My Ph.D. research focuses on the Indonesian Throughflow (ITF), which is an important but poorly understood part of global ocean circulation. It transports water and energy from the Pacific Ocean to the Indian Ocean by way of a few narrow passages, the main one being the Makassar Strait in Indonesia.
The goal of my dissertation was to create a 50 year history of the ITF from limited observational data, and then to analyze that history. I was able to simulate the transport of the ITF from 1958 through 2007, and found that the main influences on both its volume and energy transport were El Niño/La Niña and a similar Indian Ocean phenomenon called the Indian Ocean Dipole.
As you can see from the compass on the ground, the camera is facing north with the Pacific Ocean on the right and the Indian Ocean on the left. The direction of the flow is from east to west, but is not perfectly aligned with the compass because of the angle of the Makassar Strait.
I dance the part of the ITF (in blue), which is most strongly influenced by El Niño, danced by Maria Liebana (in white) and La Niña, danced by Serena Spears (in black). To a lesser extent, the ITF is also controlled by the Indian Ocean Dipole. Its positive mode, danced by Megan Ward (in light purple) is generally associated with El Niño, and its negative mode, danced by Elisa Stefanski (in dark purple) is generally associated with La Niña.
The ITF has a predictable yearly cycle, which is then influenced by these larger climate phenomena. In this performance, each four-count measure in the music corresponds to one historical year, beginning in 1958. You can therefore see the major climatic events and the ITF's reaction to them. The movements of each dancer correspond to an actual historical event. Notable among these are the 1982-83 El Niño (very strong), the 1988 La Niña (very strong) and the 2007 simultaneous La Niña and Positive Dipole Mode (rare combination).
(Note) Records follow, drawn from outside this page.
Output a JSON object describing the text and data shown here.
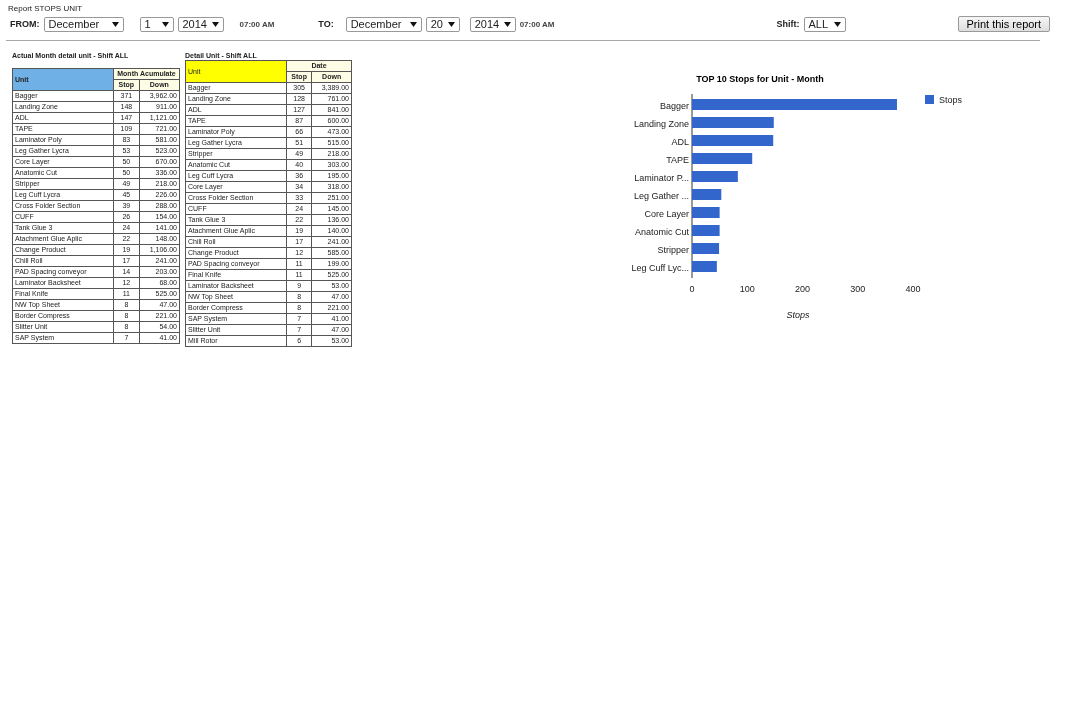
{
  "report_title": "Report STOPS UNIT",
  "filters": {
    "from_label": "FROM:",
    "from_month": "December",
    "from_day": "1",
    "from_year": "2014",
    "from_time": "07:00 AM",
    "to_label": "TO:",
    "to_month": "December",
    "to_day": "20",
    "to_year": "2014",
    "to_time": "07:00 AM",
    "shift_label": "Shift:",
    "shift": "ALL"
  },
  "print_button": "Print this report",
  "month_table": {
    "title": "Actual Month detail unit - Shift ALL",
    "unit_header": "Unit",
    "group_header": "Month Acumulate",
    "stop_header": "Stop",
    "down_header": "Down",
    "rows": [
      [
        "Bagger",
        "371",
        "3,962.00"
      ],
      [
        "Landing Zone",
        "148",
        "911.00"
      ],
      [
        "ADL",
        "147",
        "1,121.00"
      ],
      [
        "TAPE",
        "109",
        "721.00"
      ],
      [
        "Laminator Poly",
        "83",
        "581.00"
      ],
      [
        "Leg Gather Lycra",
        "53",
        "523.00"
      ],
      [
        "Core Layer",
        "50",
        "670.00"
      ],
      [
        "Anatomic Cut",
        "50",
        "336.00"
      ],
      [
        "Stripper",
        "49",
        "218.00"
      ],
      [
        "Leg Cuff Lycra",
        "45",
        "226.00"
      ],
      [
        "Cross Folder Section",
        "39",
        "288.00"
      ],
      [
        "CUFF",
        "26",
        "154.00"
      ],
      [
        "Tank Glue 3",
        "24",
        "141.00"
      ],
      [
        "Atachment Glue Aplic",
        "22",
        "148.00"
      ],
      [
        "Change Product",
        "19",
        "1,106.00"
      ],
      [
        "Chill Roll",
        "17",
        "241.00"
      ],
      [
        "PAD Spacing conveyor",
        "14",
        "203.00"
      ],
      [
        "Laminator Backsheet",
        "12",
        "68.00"
      ],
      [
        "Final Knife",
        "11",
        "525.00"
      ],
      [
        "NW Top Sheet",
        "8",
        "47.00"
      ],
      [
        "Border Compress",
        "8",
        "221.00"
      ],
      [
        "Slitter Unit",
        "8",
        "54.00"
      ],
      [
        "SAP System",
        "7",
        "41.00"
      ]
    ]
  },
  "date_table": {
    "title": "Detail Unit - Shift ALL",
    "unit_header": "Unit",
    "group_header": "Date",
    "stop_header": "Stop",
    "down_header": "Down",
    "rows": [
      [
        "Bagger",
        "305",
        "3,389.00"
      ],
      [
        "Landing Zone",
        "128",
        "761.00"
      ],
      [
        "ADL",
        "127",
        "841.00"
      ],
      [
        "TAPE",
        "87",
        "600.00"
      ],
      [
        "Laminator Poly",
        "66",
        "473.00"
      ],
      [
        "Leg Gather Lycra",
        "51",
        "515.00"
      ],
      [
        "Stripper",
        "49",
        "218.00"
      ],
      [
        "Anatomic Cut",
        "40",
        "303.00"
      ],
      [
        "Leg Cuff Lycra",
        "36",
        "195.00"
      ],
      [
        "Core Layer",
        "34",
        "318.00"
      ],
      [
        "Cross Folder Section",
        "33",
        "251.00"
      ],
      [
        "CUFF",
        "24",
        "145.00"
      ],
      [
        "Tank Glue 3",
        "22",
        "136.00"
      ],
      [
        "Atachment Glue Aplic",
        "19",
        "140.00"
      ],
      [
        "Chill Roll",
        "17",
        "241.00"
      ],
      [
        "Change Product",
        "12",
        "585.00"
      ],
      [
        "PAD Spacing conveyor",
        "11",
        "199.00"
      ],
      [
        "Final Knife",
        "11",
        "525.00"
      ],
      [
        "Laminator Backsheet",
        "9",
        "53.00"
      ],
      [
        "NW Top Sheet",
        "8",
        "47.00"
      ],
      [
        "Border Compress",
        "8",
        "221.00"
      ],
      [
        "SAP System",
        "7",
        "41.00"
      ],
      [
        "Slitter Unit",
        "7",
        "47.00"
      ],
      [
        "Mill Rotor",
        "6",
        "53.00"
      ]
    ]
  },
  "chart_data": {
    "type": "bar",
    "orientation": "horizontal",
    "title": "TOP 10 Stops for Unit - Month",
    "xlabel": "Stops",
    "categories": [
      "Bagger",
      "Landing Zone",
      "ADL",
      "TAPE",
      "Laminator P...",
      "Leg Gather ...",
      "Core Layer",
      "Anatomic Cut",
      "Stripper",
      "Leg Cuff Lyc..."
    ],
    "series": [
      {
        "name": "Stops",
        "color": "#3366cc",
        "values": [
          371,
          148,
          147,
          109,
          83,
          53,
          50,
          50,
          49,
          45
        ]
      }
    ],
    "xlim": [
      0,
      400
    ],
    "xticks": [
      0,
      100,
      200,
      300,
      400
    ]
  }
}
In addition to transporting water from the Pacific to the Indian Ocean, the ITF transports energy, which we can think of as heat. El Niño decreases both the volume transportation and the heat transportation of the ITF, shown here by El Niño's slow movements and the corresponding slowness of the ITF, which is then transmitted to the Indian Ocean and effects the Dipole Mode. La Niña has the opposite effect, making the ITF transport more water and warmer water, demonstrated by the fast movements of the dancers during those years.
The papers on which this dance was based are published in The Journal of Climate (Tillinger & Gordon 2009) and Dynamics of Atmospheres and Oceans (Tillinger & Gordon 2010). Thanks to my thesis advisor, Dr. Arnold L. Gordon of the Lamont-Doherty Earth Observatory at Columbia University, and to my dance teacher, Sera Solstice of Solstice Studio and Bold Bellydance, LLC. Without your encouragement and instruction, this performance would have been impossible. Special thanks to Richard Miller for filming and for creating our compass, and to Angelys Liranzo for love and inspiration. Thanks also to Beats Antique for providing the music, "Tabla Toy." More information, including outtakes and backstage photos, is available at http://www.debratillinger.com/PhD-Dance.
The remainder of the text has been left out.